Une meilleure résistance de ce variant de la COVID-19 aux vaccins qui ont commencé à être distribués aux États-Unis, au Royaume-Uni, et qui sont attendus dans le monde entier, représenterait un scenario catastrophe. Mais ce n’est pas l’hypothèse la plus probable aux yeux des scientifiques.
« L’idée du vaccin est que la protéine Spike dans son ensemble est montrée à votre système immunitaire, et vous apprenez donc à en reconnaître de nombreuses parties différentes », explique Emma Hodcroft. Du coup, « même si quelques parties changent, vous avez toujours toutes les autres parties pour reconnaître » le virus, affirme-t-elle.
Vincent Enouf évoque, lui, un « répertoire d’anticorps qui devrait suffire ».
« D’après tout ce que nous savons à l’heure qu’il est et à la suite d’entretiens qui ont eu lieu entre les experts des autorités européennes », la nouvelle souche « n’a pas d’impact sur les vaccins » qui restent « tout aussi efficaces », a déclaré le ministre de la Santé allemand Jens Spahn.
« Rien n’indique pour le moment que cette nouvelle souche entraîne un taux de mortalité plus élevé ou qu’elle affecte les vaccins et les traitements, mais des travaux urgents sont en cours pour confirmer cela », a ajouté le médecin-chef de l’Angleterre Chris Whitty.
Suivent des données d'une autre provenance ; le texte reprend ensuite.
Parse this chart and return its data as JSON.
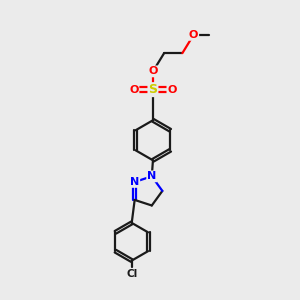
{
  "background_color": "#ebebeb",
  "bond_color": "#1a1a1a",
  "oxygen_color": "#ff0000",
  "sulfur_color": "#cccc00",
  "nitrogen_color": "#0000ff",
  "line_width": 1.6,
  "figsize": [
    3.0,
    3.0
  ],
  "dpi": 100,
  "xlim": [
    0,
    10
  ],
  "ylim": [
    0,
    10
  ]
}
L’OMS et le Centre européen de prévention et de contrôle des maladies (ECDC) sont parvenus aux mêmes constats, mais ajoutent aussi que des investigations complémentaires sont nécessaires.
Un effet sur les tests ?
« Les responsables des laboratoires devraient vérifier auprès de leurs fournisseurs si leurs tests pourraient être pris en défaut » par cette nouvelle variante, relève Vincent Enouf.
Selon l’ECDC, le changement de la protéine Spike a provoqué des faux négatifs dans certains laboratoires de tests au Royaume-Uni qui se basent uniquement sur cette protéine dans leurs analyses. L’agence européenne recommande d’éviter de se baser sur cette seule méthode, qui n’est de toute façon pas la plus répandue selon elle.